The history or ketamine as a medication begins in 1970, when the drug is approved by the United States Food and Drug Administration [FDA], which has been used predominantly to start and maintain anesthesia but was first used in the treatment of battlefield injuries to American soldiers during the Vietnam War.
First discovered in 1956, and synthesized by Calvin L. Stevens in 1962, ketamine is used to induce a dissociative amnesia which puts patients into a trance-like state, and provides them relief from pain in addition to sedation.
What sets ketamine apart from the rest as an anesthetic is that the patient’s airway and breathing reflexes are preserved, their blood pressure is increased to stimulate heart function, and their bronchodilation is modulated. It is a dissociative drug which intercepts between the brain receptors and chemicals. It relaxes the muscles that are causing pain, and produces visual and auditory distortion which eventually causes detachment from reality. Once the mind is away from reality, it automatically forgets the trauma or any past experience, thus offering a state of complete relaxation.
Ketamine was first discovered because of phencyclidine—an anesthetic which would prove to be unsuitable for use on humans. Chemists at Parke-Davis began experimenting, and searching for anesthetic agents in the organic compound known as cyclohexylamine. The main purpose was to find analgesic properties in these agents.
Through different processes and experiments, chemist Maddox discovered a process which led to the synthesis of phencyclidine. Before being synthesized, it was being administered on different animals, including monkeys, pigeons, dogs, and rodents to see the effects it had on pain receptors, and how the different animals’ minds reacted to pain with the help of the chemical compound. Even though the drug did ease their pain and relaxed the muscles, it caused the animals to appear drunk and delirious.
A similar side effect was unfortunately observed in the human patients on whom the drug was tested. They would wake from their amnesia in a state of acute emergence delirium, one that would last long hours even after the operation was completed.
Undeterred by the results, scientists and chemists redirected their energy toward other analogs of the drug—those which were short-acting, and began attempts to synthesize them so they could be acceptable for human use. Most of these would prove to have similar anesthetic reactions.
However, in 1962, Dr. Calvin Lee Stevens of Wayne State University managed to synthesize a sequence of phencyclidine derivatives which he hoped would work as short-acting anesthetics. He sent off the different compounds for pharmalogical testing on animals, and one of them—originally titled C1-581—was found to be so successful it was selected for testing on humans. The compound is known today as ketamine: from the ketone and the amine group found in its chemical structure.
The first human dose for anesthetic purposes was administered in 1964 by Dr. Guenter Corssen and Dr. Edward Domino. The professors used the drug on a sample size of 130 patients, and the results concluded that this drug agent could actually have profound analgesia and alters the state of mind of the patients. These effects were short lived but could be increased with an increased dose or repeated administration.
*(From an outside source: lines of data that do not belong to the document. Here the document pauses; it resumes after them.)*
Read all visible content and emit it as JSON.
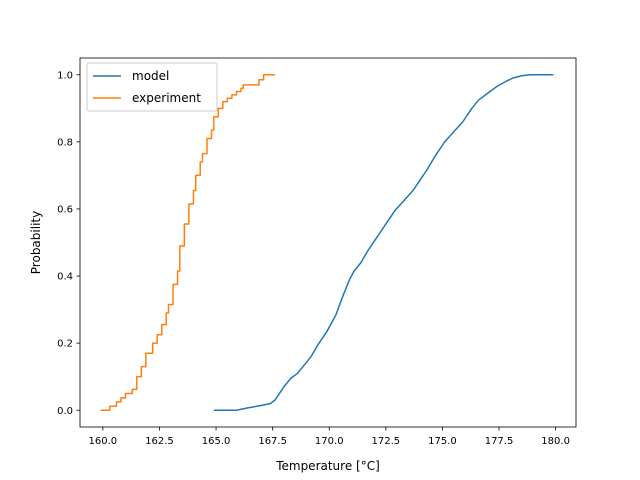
{
  "chart_data": {
    "type": "line",
    "title": "",
    "xlabel": "Temperature [°C]",
    "ylabel": "Probability",
    "xlim": [
      158.99,
      180.9
    ],
    "ylim": [
      -0.05,
      1.05
    ],
    "x_ticks": [
      160.0,
      162.5,
      165.0,
      167.5,
      170.0,
      172.5,
      175.0,
      177.5,
      180.0
    ],
    "x_tick_labels": [
      "160.0",
      "162.5",
      "165.0",
      "167.5",
      "170.0",
      "172.5",
      "175.0",
      "177.5",
      "180.0"
    ],
    "y_ticks": [
      0.0,
      0.2,
      0.4,
      0.6,
      0.8,
      1.0
    ],
    "y_tick_labels": [
      "0.0",
      "0.2",
      "0.4",
      "0.6",
      "0.8",
      "1.0"
    ],
    "grid": false,
    "legend": {
      "placement": "top-left",
      "entries": [
        "model",
        "experiment"
      ]
    },
    "series": [
      {
        "name": "model",
        "color": "#1f77b4",
        "style": "line",
        "x": [
          164.9,
          165.4,
          165.9,
          166.4,
          166.9,
          167.4,
          167.6,
          167.8,
          168.0,
          168.3,
          168.6,
          168.9,
          169.2,
          169.5,
          169.9,
          170.3,
          170.6,
          170.9,
          171.1,
          171.4,
          171.7,
          172.0,
          172.3,
          172.6,
          172.9,
          173.3,
          173.7,
          174.0,
          174.3,
          174.7,
          175.1,
          175.5,
          175.9,
          176.3,
          176.6,
          177.0,
          177.4,
          177.8,
          178.1,
          178.5,
          178.9,
          179.4,
          179.9
        ],
        "y": [
          0.0,
          0.0,
          0.0,
          0.007,
          0.013,
          0.02,
          0.03,
          0.05,
          0.07,
          0.095,
          0.11,
          0.135,
          0.16,
          0.195,
          0.235,
          0.285,
          0.34,
          0.39,
          0.415,
          0.44,
          0.475,
          0.505,
          0.535,
          0.565,
          0.595,
          0.625,
          0.655,
          0.685,
          0.715,
          0.76,
          0.8,
          0.83,
          0.86,
          0.9,
          0.925,
          0.945,
          0.965,
          0.98,
          0.99,
          0.997,
          1.0,
          1.0,
          1.0
        ]
      },
      {
        "name": "experiment",
        "color": "#ff7f0e",
        "style": "step",
        "x": [
          159.9,
          160.3,
          160.6,
          160.8,
          161.0,
          161.3,
          161.5,
          161.7,
          161.9,
          162.2,
          162.4,
          162.6,
          162.8,
          162.9,
          163.1,
          163.3,
          163.4,
          163.6,
          163.8,
          164.0,
          164.1,
          164.3,
          164.4,
          164.6,
          164.8,
          164.9,
          165.1,
          165.3,
          165.5,
          165.7,
          165.9,
          166.1,
          166.2,
          166.4,
          166.9,
          167.1,
          167.3,
          167.6
        ],
        "y": [
          0.0,
          0.012,
          0.025,
          0.037,
          0.05,
          0.062,
          0.1,
          0.13,
          0.17,
          0.2,
          0.225,
          0.255,
          0.29,
          0.315,
          0.375,
          0.415,
          0.49,
          0.555,
          0.615,
          0.655,
          0.7,
          0.74,
          0.765,
          0.81,
          0.835,
          0.875,
          0.9,
          0.92,
          0.93,
          0.94,
          0.95,
          0.96,
          0.97,
          0.97,
          0.985,
          1.0,
          1.0,
          1.0
        ]
      }
    ]
  }
}
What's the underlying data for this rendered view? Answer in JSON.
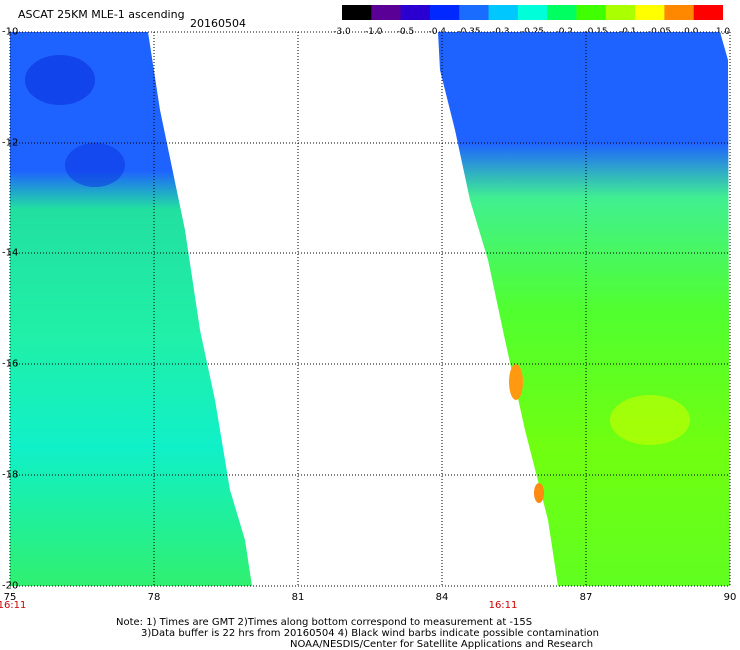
{
  "header": {
    "title": "ASCAT 25KM MLE-1 ascending",
    "date": "20160504"
  },
  "colorbar": {
    "labels": [
      "-3.0",
      "-1.0",
      "-0.5",
      "-0.4",
      "-0.35",
      "-0.3",
      "-0.25",
      "-0.2",
      "-0.15",
      "-0.1",
      "-0.05",
      "0.0",
      "1.0"
    ],
    "colors": [
      "#000000",
      "#5a0096",
      "#2a00d0",
      "#0028ff",
      "#1a6cff",
      "#00c8ff",
      "#00ffd8",
      "#00ff60",
      "#40ff00",
      "#aaff00",
      "#ffff00",
      "#ff8800",
      "#ff0000"
    ]
  },
  "axes": {
    "lat_labels": [
      "-10",
      "-12",
      "-14",
      "-16",
      "-18",
      "-20"
    ],
    "lon_labels": [
      "75",
      "78",
      "81",
      "84",
      "87",
      "90"
    ],
    "time_labels": [
      "16:11",
      "16:11"
    ]
  },
  "notes": {
    "line1": "Note: 1) Times are GMT 2)Times along bottom correspond to measurement at -15S",
    "line2": "3)Data buffer is 22 hrs from 20160504 4) Black wind barbs indicate possible contamination",
    "line3": "NOAA/NESDIS/Center for Satellite Applications and Research"
  }
}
There were minimal side effects of the drug, especially compared to its parent drug phencyclidine, and there was also a complete lack of, or only minimal, emergence delirium. Ketalar became the first preparation of ketamine to be approved, in 1970, by the FDA for human use.
The history of ketamine would not be the same without the Vietnam War where the drug was administered clinically as a surgical anesthetic because of its safety. It has been listed on the World Health Organization’s List of Essential Medicines.
More recent research, particularly since 1994, has shown that ketamine, when used properly under medical supervision, can help treat—and even prevent—certain mental distresses, including depression, anxiety, suicidal ideation, obsessive-compulsive disorder [OCD], and post traumatic stress disorder [PTSD]. It is also an effective method of treating several chronic pain syndromes, including burns, migraines, and fibromyalgia. In 2012, ketamine was identified as “the biggest breakthrough in depression research in a half century” by researchers. The introduction of Ketamine IV treatments has streamlined the dosage and onset of ketamine so it can be administered consistently with the guidance of specialists.
It has proven to be particularly effective when used to manage treatment-resistant depression because it possesses an anti-depressant activity, and can also help improve the postoperative state of patients who suffer from depression.
However, a single dose of ketamine is not enough because the anti-depressant activity wears off after a little while. Repeated administration has shown promise to solve this problem.
Today, Ketamine is an exciting new form of treatment for a myriad of ailments and new research is pushing further understanding of how ketamine treatments are not only safe but one of the staples of future psychedelic therapies.